Galibi, on Suriname's northeastern Atlantic coast near the French Guiana border, is one of the most important leatherback sea turtle nesting sites in the Western Hemisphere. December sits right in the middle of the action, nesting season runs October through February. Getting there means driving to Albina first: 155 km (96 miles) east of Paramaribo, about 2.5 hours, then a river boat crossing to the reserve. The beach stays dark at night. Guides carry red-filtered torches so they won't disorient the nesting females. When a leatherback crests the waterline and starts her slow pull toward the treeline, 600 kg (1,320 lbs) of animal, hauling herself across sand with visible effort, you'll find "notable" isn't enough. You shut up instead. Dawn returns sometimes reveal hatchlings crossing the sand toward the water. That moment runs on a completely different emotional register.
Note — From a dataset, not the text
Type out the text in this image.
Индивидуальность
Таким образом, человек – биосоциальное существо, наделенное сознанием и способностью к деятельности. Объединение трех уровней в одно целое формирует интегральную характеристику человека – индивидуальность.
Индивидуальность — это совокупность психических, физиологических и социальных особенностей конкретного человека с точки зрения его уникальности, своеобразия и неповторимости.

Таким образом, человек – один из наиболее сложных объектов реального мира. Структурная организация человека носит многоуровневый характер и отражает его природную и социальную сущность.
Six nationalities have cooked shoulder-to-shoulder in Paramaribo for 300 years without fully merging, Suriname's food is the hemisphere's most underrated payoff. Saturday at Centrale Markt, one block delivers three continents. Hindustani vendors press roti still steaming from the iron tawa. Javanese stalls ladle saoto soup, clear chicken broth, bean sprouts, hard-boiled egg, dried shrimp crackers that crack between molars. Creole women sell pom, Suriname's singular baked dish of pomtajer root and chicken. It lands between a savory cassava gratin and a packed terrine. Roopram Roti on Dr. Sophie Redmondstraat has served what many Surinamese call the definitive chicken roti for decades. Torn flatbread wraps slow-braised chicken with yellow split peas. The potato curry stands a spoon upright. December's periodic afternoon rain gives you cover, linger under market awnings longer than planned. Arrive by 7 am. The best vendors sell out.
Where to Stay in Suriname in December
Hand-picked hotels across price tiers for December travellers.
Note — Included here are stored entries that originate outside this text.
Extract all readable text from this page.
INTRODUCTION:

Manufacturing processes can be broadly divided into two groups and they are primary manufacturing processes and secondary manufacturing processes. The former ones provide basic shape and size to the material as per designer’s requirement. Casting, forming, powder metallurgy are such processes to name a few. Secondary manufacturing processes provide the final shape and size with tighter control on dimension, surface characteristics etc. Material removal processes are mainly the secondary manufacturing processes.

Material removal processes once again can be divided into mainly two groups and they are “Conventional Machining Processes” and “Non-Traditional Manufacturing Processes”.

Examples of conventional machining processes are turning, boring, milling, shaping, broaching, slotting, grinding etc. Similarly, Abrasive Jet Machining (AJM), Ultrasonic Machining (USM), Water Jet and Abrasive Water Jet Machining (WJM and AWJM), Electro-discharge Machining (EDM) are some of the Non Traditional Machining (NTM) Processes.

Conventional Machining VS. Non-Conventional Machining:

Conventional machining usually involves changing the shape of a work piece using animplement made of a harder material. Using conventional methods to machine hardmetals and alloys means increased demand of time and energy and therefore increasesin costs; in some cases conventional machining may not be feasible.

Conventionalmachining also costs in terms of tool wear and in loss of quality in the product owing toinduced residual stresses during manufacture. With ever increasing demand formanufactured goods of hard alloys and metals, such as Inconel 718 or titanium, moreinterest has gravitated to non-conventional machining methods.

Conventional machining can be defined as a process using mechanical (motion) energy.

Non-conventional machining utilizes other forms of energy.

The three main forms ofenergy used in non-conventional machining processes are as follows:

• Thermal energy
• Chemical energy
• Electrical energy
December Events & Festivals
What's happening during your visit
Christmas in Suriname carries its Dutch colonial heritage while having become something distinctly its own over three centuries. The 18th-century Rooms-Katholieke Sint-Petrus en Pauluskathedraal in central Paramaribo holds midnight mass that draws hundreds. The wooden evangelical churches throughout the city hold their own services that spill onto the streets. What is less documented but more memorable: the outdoor cookouts that appear on residential streets from December 23 onward, where whole neighborhoods gather around charcoal grills, kaseko music plays from portable speakers, and the smell of chicken and goat over hardwood charcoal carries two blocks in the humid night air. This is not a tourist event, it is a family occasion that visitors can witness from the street if they happen to be walking the right neighborhoods at the right time.
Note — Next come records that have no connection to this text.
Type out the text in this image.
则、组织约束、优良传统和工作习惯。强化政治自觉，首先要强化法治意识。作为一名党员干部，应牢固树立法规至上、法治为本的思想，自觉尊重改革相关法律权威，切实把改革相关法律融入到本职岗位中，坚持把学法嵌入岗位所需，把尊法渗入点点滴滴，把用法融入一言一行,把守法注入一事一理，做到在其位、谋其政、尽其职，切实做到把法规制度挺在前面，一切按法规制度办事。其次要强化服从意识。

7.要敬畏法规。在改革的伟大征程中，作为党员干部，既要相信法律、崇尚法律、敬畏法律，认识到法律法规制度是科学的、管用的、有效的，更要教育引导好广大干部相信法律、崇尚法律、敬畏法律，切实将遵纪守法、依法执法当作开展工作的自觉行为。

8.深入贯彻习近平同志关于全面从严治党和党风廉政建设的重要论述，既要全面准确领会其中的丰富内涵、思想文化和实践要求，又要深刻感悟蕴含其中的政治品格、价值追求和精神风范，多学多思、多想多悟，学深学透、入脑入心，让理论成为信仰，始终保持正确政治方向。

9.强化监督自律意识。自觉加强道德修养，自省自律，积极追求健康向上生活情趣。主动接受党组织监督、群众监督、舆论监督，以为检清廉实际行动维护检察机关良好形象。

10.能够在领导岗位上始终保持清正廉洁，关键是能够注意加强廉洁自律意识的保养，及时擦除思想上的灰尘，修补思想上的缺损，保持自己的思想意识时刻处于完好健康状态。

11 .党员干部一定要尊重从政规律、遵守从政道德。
From December 20 the city changes its tune, test pops crackle nightly, and pop-up stalls sprout on Paramaribo corners selling every rocket and Roman candle imaginable. By the last fortnight the soundtrack is locked in: oplaag, the Surinamese New Year's Eve tradition of a synchronized city-wide fireworks barrage, is warming up. Midnight on the 31st detonates like a war zone, the waterfront sending up a wall of sparks that rattles windows across central Paramaribo and keeps blasting until dawn. Noise-sensitive? Book a room well inland. If you feed off collective chaos, plant yourself riverside at midnight, you'll remember it longer than any countdown you've seen.